国内最大の流通グループであるセブン&アイ・ホールディングスは1日、09年8月中間連結決算(3?8月)を発表し、傘下の大手スーパー、イトーヨーカ堂の営業損益が43億円の赤字だったことを明らかにした。同社が中間決算で営業赤字になるのは1972年に上場して以来初めて。昨秋の金融危機以後の不況の深刻化で消費者の買い控えや低価格志向が強まったことが背景で、小売業界きっての堅実経営で知られた同社も持ちこたえられなかった形だ。
ヨーカ堂の売上高は前年同期比4.8%減の6833億円。

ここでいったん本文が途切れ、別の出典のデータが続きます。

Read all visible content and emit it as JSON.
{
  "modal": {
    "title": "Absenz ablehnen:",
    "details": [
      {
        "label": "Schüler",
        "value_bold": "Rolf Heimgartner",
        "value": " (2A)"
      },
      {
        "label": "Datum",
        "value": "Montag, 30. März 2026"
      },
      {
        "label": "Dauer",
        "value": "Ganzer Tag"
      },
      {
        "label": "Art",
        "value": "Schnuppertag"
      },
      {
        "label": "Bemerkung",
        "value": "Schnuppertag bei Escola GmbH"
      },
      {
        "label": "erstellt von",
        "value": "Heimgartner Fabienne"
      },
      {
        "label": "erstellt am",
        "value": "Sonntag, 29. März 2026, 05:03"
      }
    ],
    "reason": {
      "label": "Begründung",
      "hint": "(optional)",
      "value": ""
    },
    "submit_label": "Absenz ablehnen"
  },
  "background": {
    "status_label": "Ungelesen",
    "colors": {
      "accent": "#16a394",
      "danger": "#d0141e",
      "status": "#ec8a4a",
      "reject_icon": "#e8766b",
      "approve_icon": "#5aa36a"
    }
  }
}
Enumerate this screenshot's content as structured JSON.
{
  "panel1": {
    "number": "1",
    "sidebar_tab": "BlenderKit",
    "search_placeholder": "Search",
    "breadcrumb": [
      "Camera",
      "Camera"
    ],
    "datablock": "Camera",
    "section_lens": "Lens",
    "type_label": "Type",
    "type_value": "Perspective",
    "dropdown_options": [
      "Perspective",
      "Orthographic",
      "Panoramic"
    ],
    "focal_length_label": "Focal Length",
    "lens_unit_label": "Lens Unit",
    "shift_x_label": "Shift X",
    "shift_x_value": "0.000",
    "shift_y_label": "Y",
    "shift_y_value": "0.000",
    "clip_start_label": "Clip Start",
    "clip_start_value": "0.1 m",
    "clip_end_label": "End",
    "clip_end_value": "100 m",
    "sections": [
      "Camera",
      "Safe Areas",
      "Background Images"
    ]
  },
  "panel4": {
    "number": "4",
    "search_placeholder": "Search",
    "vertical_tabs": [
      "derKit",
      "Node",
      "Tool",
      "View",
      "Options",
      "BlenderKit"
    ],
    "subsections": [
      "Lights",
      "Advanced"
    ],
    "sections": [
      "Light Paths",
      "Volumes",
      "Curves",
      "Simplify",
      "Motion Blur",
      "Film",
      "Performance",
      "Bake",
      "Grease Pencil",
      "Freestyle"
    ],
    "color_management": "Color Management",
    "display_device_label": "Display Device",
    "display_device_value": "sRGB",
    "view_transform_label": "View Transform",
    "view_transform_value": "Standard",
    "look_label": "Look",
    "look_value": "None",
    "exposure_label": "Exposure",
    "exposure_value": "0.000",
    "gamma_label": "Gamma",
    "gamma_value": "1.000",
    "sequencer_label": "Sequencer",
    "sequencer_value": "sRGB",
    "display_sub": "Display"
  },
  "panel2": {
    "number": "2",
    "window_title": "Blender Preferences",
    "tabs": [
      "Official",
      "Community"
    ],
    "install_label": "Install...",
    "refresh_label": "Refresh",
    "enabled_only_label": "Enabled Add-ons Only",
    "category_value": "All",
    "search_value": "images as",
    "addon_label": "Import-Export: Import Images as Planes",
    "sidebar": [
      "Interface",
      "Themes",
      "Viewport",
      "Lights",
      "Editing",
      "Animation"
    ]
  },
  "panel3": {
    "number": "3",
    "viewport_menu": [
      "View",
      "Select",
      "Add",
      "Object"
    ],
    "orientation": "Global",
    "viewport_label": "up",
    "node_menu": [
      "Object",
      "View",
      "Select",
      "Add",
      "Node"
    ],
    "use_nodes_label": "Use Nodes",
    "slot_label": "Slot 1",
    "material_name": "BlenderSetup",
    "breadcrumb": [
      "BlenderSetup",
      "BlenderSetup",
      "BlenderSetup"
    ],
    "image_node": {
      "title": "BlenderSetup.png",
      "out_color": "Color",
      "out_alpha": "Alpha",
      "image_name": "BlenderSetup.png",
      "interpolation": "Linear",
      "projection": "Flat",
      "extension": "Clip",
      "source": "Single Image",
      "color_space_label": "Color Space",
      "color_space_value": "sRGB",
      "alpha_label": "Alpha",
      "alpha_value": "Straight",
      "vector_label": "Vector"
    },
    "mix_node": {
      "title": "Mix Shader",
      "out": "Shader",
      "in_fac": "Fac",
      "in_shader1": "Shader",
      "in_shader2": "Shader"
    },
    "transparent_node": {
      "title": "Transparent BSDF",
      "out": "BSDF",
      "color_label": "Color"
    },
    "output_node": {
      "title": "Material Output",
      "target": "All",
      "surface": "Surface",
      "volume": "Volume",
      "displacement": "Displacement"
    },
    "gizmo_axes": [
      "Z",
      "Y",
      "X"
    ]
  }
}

10年2月期の通期決算では、原価の引き下げなどにより10億円の営業黒字を見込んでいる。
セブン&アイの村田紀敏社長は会見で「上期だけで60億円以上の経費削減を実施したが、雇用・所得不安による消費環境の変化はそれ以上だった」と説明。「厳しさはさらに続く」と述べ、価格の引き下げと同時に商品・売り場の抜本的見直しを徹底する考えを表明した。
また村田社長は、全国176店舗のうち、今年度5店、来年度7店の店舗閉鎖計画を明らかにし、現在30店前後ある赤字店舗も、業績が上向かなければ、閉鎖やディスカウント形態の店舗に転換する方針を明らかにした。